1.46k stars 185 forks source link

Error, message length too large: found 7666438 bytes, the limit is: 4194304 bytes #773

Closed andygrove closed 9 months ago

andygrove commented 1 year ago

Describe the bug

I tried running some benchmarks, but some queries fail with this error:

2023-05-14T16:00:52.679602Z  WARN tokio-runtime-worker ThreadId(47) ballista_executor::execution_loop: Executor poll work loop failed. If this continues to happen the Scheduler might be marked as dead. Error: status: OutOfRange, message: "Error, message length too large: found 7666438 bytes, the limit is: 4194304 bytes", details: [], metadata: MetadataMap { headers: {"content-type": "application/grpc", "date": "Sun, 14 May 2023 16:00:52 GMT"} }

To Reproduce

Start cluster:

./target/release/ballista-scheduler
./target/release/ballista-executor -c 24

Run TPC-H benchmarks

Expected behavior Should not fail

Additional context

yahoNanJing commented 1 year ago

Hi @andygrove, we also meet the same issue. I will propose a PR to add a config to make the maximum decoded message size configurable for temporary fix.

andygrove commented 9 months ago

I am still running into this error with the latest code.

2023-12-11T14:31:18.347839Z  WARN          task_runner ThreadId(82) ballista_executor::cpu_bound_executor: Spawned task output ignored: receiver dropped    
2023-12-11T14:31:18.484649Z  WARN tokio-runtime-worker ThreadId(45) ballista_executor::execution_loop: Executor poll work loop failed. If this continues to happen the Scheduler might be marked as dead. Error: status: OutOfRange, message: "Error, message length too large: found 7700152 bytes, the limit is: 4194304 bytes", details: [], metadata: MetadataMap { headers: {"content-type": "application/grpc", "date": "Mon, 11 Dec 2023 14:31:18 GMT"} }

I am using the default --grpc-server-max-decoding-message-size size of 16 MB, but the limit still appears to be 4 MB.

andygrove commented 9 months ago

We currently set the decoding max size but not the encoding max size, so perhaps that is the issue. I will test this.

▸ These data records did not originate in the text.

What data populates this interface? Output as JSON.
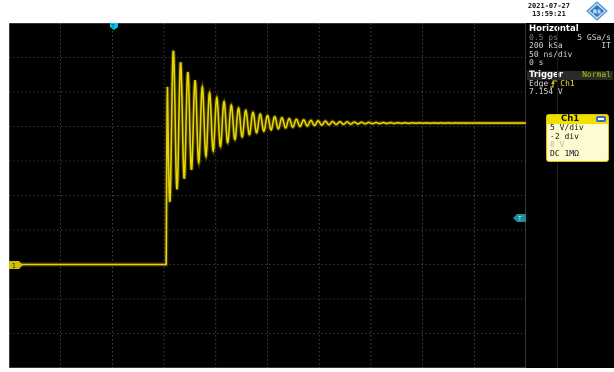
{
  "header": {
    "date": "2021-07-27",
    "time": "13:59:21",
    "logo": "rohde-schwarz-logo"
  },
  "horizontal": {
    "title": "Horizontal",
    "time_per_sample": "0.5 ps",
    "sample_rate": "5 GSa/s",
    "record_length": "200 kSa",
    "mode": "IT",
    "time_scale": "50 ns/div",
    "position": "0 s"
  },
  "trigger": {
    "title": "Trigger",
    "mode": "Normal",
    "type": "Edge",
    "slope_icon": "rising-edge-icon",
    "source": "Ch1",
    "level": "7.154 V"
  },
  "channel1": {
    "title": "Ch1",
    "vertical_scale": "5 V/div",
    "offset_div": "-2 div",
    "offset_v": "0 V",
    "coupling": "DC 1MΩ"
  },
  "markers": {
    "ground_label": "1",
    "trigger_level_label": "T",
    "trigger_position_label": "T"
  },
  "colors": {
    "trace": "#e8d400",
    "grid": "#6e6e6e",
    "background": "#000000",
    "marker": "#00b8e0"
  },
  "chart_data": {
    "type": "line",
    "title": "",
    "xlabel": "",
    "ylabel": "",
    "x_unit": "ns",
    "y_unit": "V",
    "xlim": [
      -250,
      250
    ],
    "ylim": [
      -15,
      35
    ],
    "grid": true,
    "x_divisions": 10,
    "y_divisions": 10,
    "series": [
      {
        "step_time_ns": -98,
        "baseline_v": 0,
        "overshoot_peak_v": 33,
        "settled_v": 20.5,
        "ringing_period_ns": 7,
        "decay_ns": 40,
        "trace_width_v": 0.4
      }
    ]
  }
}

Dandandan commented 9 months ago

We've hit some other errors related to max sizes at our end (Coralogix), we reduced those errors by:

increasing max size limits (for execution plan / flight message (batches))
reducing batch size (batches can be really big at Coralogix because of containing long strings)
enabling flight compression

Dandandan commented 9 months ago

Some other things we did:

we have an optimization rule that will remove unused partitions (for the task) before sending it to the executor PruneUnusedPartitions, as our plans can contain 1000s of partitions.
AFAIK one thing we can also do and don't do yet is enabling (gzip) compression on the GRPC API to reduce the size of sending the execution plan.

andygrove commented 9 months ago

I confirmed that setting the max encoding size resolves the issue for me.

andygrove commented 9 months ago

We set max encode/decode message size when creating the gRPC servers, but not for the clients, so I ran into this again.